To thoroughly customize your SharePoint site, you’ll need to use a custom CSS. SharePoint offers a way to specify a single CSS file to use via the “Master page” settings for the site. However, using this approach still limits you to customizing only those IDs and classes that are included on the pages by SharePoint. Moreover, using this setting applies to both site and system pages, which may not be desirable.

With these downsides in mind, the best approach is to create a custom master page and include references to one or more custom CSS files. Follow the steps below to include a custom CSS file in your master page.

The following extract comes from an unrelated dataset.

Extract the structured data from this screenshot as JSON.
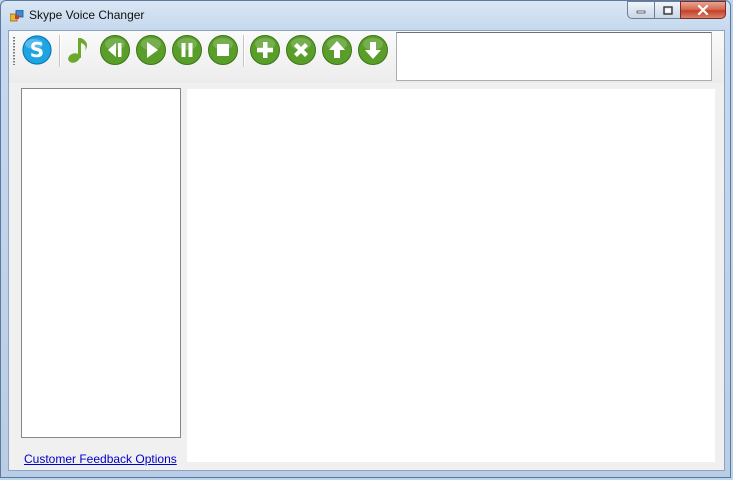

    1. Open SharePoint Designer (SPD) and connect to the root level of your site’s site collection.
    2. In SPD, open the “Style Library” folder.
    3. Create a new CSS file and name it (e.g. “customstyles.css”).
    4. Open your master page file in SPD.
    5. In the tag add a link to your custom CSS just above the content place holder named “PlaceHolderAdditonalPageHead” as follows:
<link href=”/Style%20Library/customstyles.css” rel=”stylesheet” type=”text/css” />
Your custom master page is now using your new CSS file in addition to all of the CSS files SharePoint uses out-of-the-box. The idea is that you are taking advantage of the “cascading” property of cascading style sheets by layering your custom styles on top of what SharePoint creates in order to alter the SharePoint look-and-feel as desired—like a skin.